In response to their criticisms on “illegitimate” tenders such as Bitcoin, the Reserve Bank of India announced that they too will be issuing a CBDC. India, who has historically remained against the development and adoption of Bitcoin , looks to mitigate the risk by issuing a sovereign-backed alternative. Although no other major announcement has been made with regard to the project, it remains to be seen how India will handle the issuance. It will not be easy issuing a digital fiat alternative as the people of India have been demographically cash dependent for generations.
The official website of the Bank of Canada says
“ We (hope) quantitatively that the effects of a CBDC on lending, deposits, output and welfare can be sizable. ”

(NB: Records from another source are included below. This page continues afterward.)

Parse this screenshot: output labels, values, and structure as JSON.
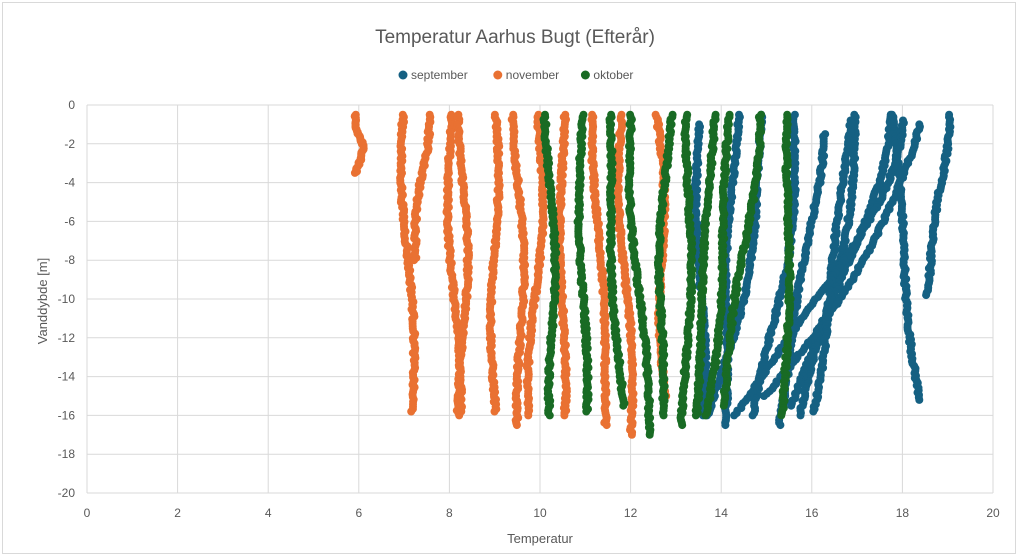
{
  "chart_data": {
    "type": "scatter",
    "title": "Temperatur Aarhus Bugt (Efterår)",
    "xlabel": "Temperatur",
    "ylabel": "Vanddybde [m]",
    "xlim": [
      0,
      20
    ],
    "ylim": [
      -20,
      0
    ],
    "x_ticks": [
      "0",
      "2",
      "4",
      "6",
      "8",
      "10",
      "12",
      "14",
      "16",
      "18",
      "20"
    ],
    "y_ticks": [
      "0",
      "-2",
      "-4",
      "-6",
      "-8",
      "-10",
      "-12",
      "-14",
      "-16",
      "-18",
      "-20"
    ],
    "grid": true,
    "legend_position": "top",
    "series": [
      {
        "name": "september",
        "color": "#156082",
        "profiles": [
          {
            "top": [
              14.3,
              -0.5
            ],
            "bottom": [
              14.0,
              -16.5
            ]
          },
          {
            "top": [
              15.0,
              -0.5
            ],
            "bottom": [
              13.8,
              -16.0
            ]
          },
          {
            "top": [
              15.7,
              -0.5
            ],
            "bottom": [
              14.8,
              -16.0
            ]
          },
          {
            "top": [
              16.2,
              -1.5
            ],
            "bottom": [
              15.2,
              -16.5
            ]
          },
          {
            "top": [
              17.0,
              -0.5
            ],
            "bottom": [
              15.8,
              -16.0
            ]
          },
          {
            "top": [
              17.7,
              -0.5
            ],
            "bottom": [
              15.5,
              -15.5
            ]
          },
          {
            "top": [
              18.4,
              -1.0
            ],
            "bottom": [
              15.0,
              -15.0
            ]
          },
          {
            "top": [
              19.0,
              -0.5
            ],
            "bottom": [
              18.5,
              -9.8
            ]
          },
          {
            "top": [
              17.8,
              -0.5
            ],
            "bottom": [
              18.4,
              -15.2
            ]
          },
          {
            "top": [
              16.8,
              -0.8
            ],
            "bottom": [
              16.0,
              -15.8
            ]
          },
          {
            "top": [
              18.0,
              -0.8
            ],
            "bottom": [
              14.3,
              -16.0
            ]
          },
          {
            "top": [
              13.5,
              -1.0
            ],
            "bottom": [
              13.6,
              -16.0
            ]
          }
        ]
      },
      {
        "name": "november",
        "color": "#E97132",
        "profiles": [
          {
            "top": [
              6.0,
              -0.5
            ],
            "bottom": [
              6.0,
              -3.5
            ]
          },
          {
            "top": [
              7.0,
              -0.5
            ],
            "bottom": [
              7.2,
              -15.8
            ]
          },
          {
            "top": [
              7.5,
              -0.5
            ],
            "bottom": [
              7.2,
              -8.0
            ]
          },
          {
            "top": [
              8.0,
              -0.5
            ],
            "bottom": [
              8.2,
              -15.8
            ]
          },
          {
            "top": [
              8.3,
              -0.5
            ],
            "bottom": [
              8.3,
              -16.0
            ]
          },
          {
            "top": [
              9.0,
              -0.5
            ],
            "bottom": [
              9.0,
              -15.8
            ]
          },
          {
            "top": [
              9.5,
              -0.5
            ],
            "bottom": [
              9.6,
              -16.5
            ]
          },
          {
            "top": [
              10.0,
              -0.5
            ],
            "bottom": [
              9.8,
              -16.0
            ]
          },
          {
            "top": [
              10.5,
              -0.5
            ],
            "bottom": [
              10.5,
              -16.0
            ]
          },
          {
            "top": [
              11.2,
              -0.5
            ],
            "bottom": [
              11.5,
              -16.5
            ]
          },
          {
            "top": [
              11.8,
              -0.5
            ],
            "bottom": [
              12.0,
              -17.0
            ]
          },
          {
            "top": [
              12.6,
              -0.5
            ],
            "bottom": [
              12.8,
              -15.0
            ]
          }
        ]
      },
      {
        "name": "oktober",
        "color": "#196B24",
        "profiles": [
          {
            "top": [
              10.2,
              -0.5
            ],
            "bottom": [
              10.3,
              -16.0
            ]
          },
          {
            "top": [
              10.9,
              -0.5
            ],
            "bottom": [
              11.0,
              -15.8
            ]
          },
          {
            "top": [
              11.5,
              -0.5
            ],
            "bottom": [
              11.8,
              -15.5
            ]
          },
          {
            "top": [
              12.0,
              -0.5
            ],
            "bottom": [
              12.4,
              -17.0
            ]
          },
          {
            "top": [
              12.8,
              -0.5
            ],
            "bottom": [
              12.6,
              -16.0
            ]
          },
          {
            "top": [
              13.3,
              -0.5
            ],
            "bottom": [
              13.2,
              -16.5
            ]
          },
          {
            "top": [
              13.8,
              -0.5
            ],
            "bottom": [
              13.4,
              -16.0
            ]
          },
          {
            "top": [
              14.2,
              -0.5
            ],
            "bottom": [
              13.7,
              -16.0
            ]
          },
          {
            "top": [
              14.8,
              -0.5
            ],
            "bottom": [
              14.0,
              -15.5
            ]
          },
          {
            "top": [
              15.5,
              -0.5
            ],
            "bottom": [
              15.4,
              -16.0
            ]
          }
        ]
      }
    ]
  }
}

This is a huge statement as it shows the interest and confidence that a country such as Canada has on CBDC. Canada hopes to finish test and experiment, so that a form of CBDC is ready by late 2020.
As a CBDC will be looking to compete with Blockchain based decentralized cryptocurrencies, it will try to implement all their features. A cryptocurrency has value because the decentralized ledger that the network uses believes that it does. On the other hand, a CBDC has value because the central bank or sovereign government that issues it, says that it does. CBDCs will contain most of the features of blockchain such as trust-less transfer, transparency, customization, application stack and so on. But the key difference will be the centralization that comes with CBDCs.
CBDCs could be seen as central banks’ response to the growing popularity of cryptocurrencies, which bypass regulators’ purview by design. CBDCs aim to take the best from cryptocurrencies — namely the convenience and security, and combine those features with the time-tested features of the conventional banking system, where money circulation is regulated, and reserve-backed. Although it is considered an oxymoron, as Blockchain was developed to remove centralized control, many see the growth of CBDCs as advantageous. As more and more countries get into developing, the market will get clearer about the use, if any, of a Central bank Digital Currency.